Ольга Артемьевна бесстрастно надевает мантию.
И цепь! и медаль! (Откуда-то из шкафа достает ордена, звезду Героя Социалистического Труда, быстро прикалывает на грудь Глеба. На себя напяливает шапку от мантии.)
Ч е р к а ш и н (смеется). А порода в тебе есть… Волчонок!
Л а р с. Фотографа! Пусть снимают для «Огонька» славную фамилию русских ученых Якуниных. В полном сборе! (Быстро ставит пластинку Шаляпина: «О, если б навеки так было…»)
Долгая пауза.
Г л е б (тихо, про себя). Мы, живые, можем выйти только к пониманию поверхностного, полуспящего… С редкими провалами сознания! Оболочного, а не действительного мира! Мы, пока живы, подвержены самому страшному — симметрии мышления. Но если сделать шаг-другой в саму бесконечность… (Чуть сникает.)
Я к у н и н а (зовет).

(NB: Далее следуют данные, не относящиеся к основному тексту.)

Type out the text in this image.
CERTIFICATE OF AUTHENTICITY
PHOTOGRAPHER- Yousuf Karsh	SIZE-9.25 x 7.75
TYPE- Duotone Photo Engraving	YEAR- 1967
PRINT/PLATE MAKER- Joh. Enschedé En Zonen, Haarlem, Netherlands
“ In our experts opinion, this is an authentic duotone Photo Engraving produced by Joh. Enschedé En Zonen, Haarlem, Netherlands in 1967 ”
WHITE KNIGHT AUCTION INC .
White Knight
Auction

Ира! Янко! Укол! Ему плохо!
Л а р с. Отец! Отец, я же просил…
Г л е б (затихая). Провал в симметрии с одной стороны — суть смерть. Ибо мы воспитаны на ней… У нас нет противоядия для асимметричного мира… Асимметричности сознания… Но надо шагать дальше. Там — подлинность и бессмертие! Не фигуральные… А явственные!
Я к у н и н а (быстро). Что? Что ты говоришь?
Г л е б. Отец… Дед! Он это, кажется, понял!
Тишина. Словно во сне, мы видим, как вбегает Я н к о с шприцем, хочет сделать укол, рука безвольно отваливается.
Я н к о. Поздно! Конец! (Закрыла глаза Глебу.) Долгая пауза.
Л а р с (не сразу. С трудом.) Мать! Пиши… Такого-то числа… «вступаю в руководство институтом в качестве и. о. директора ввиду кончины Якунина Глеба Дмитриевича». Число. Подпись.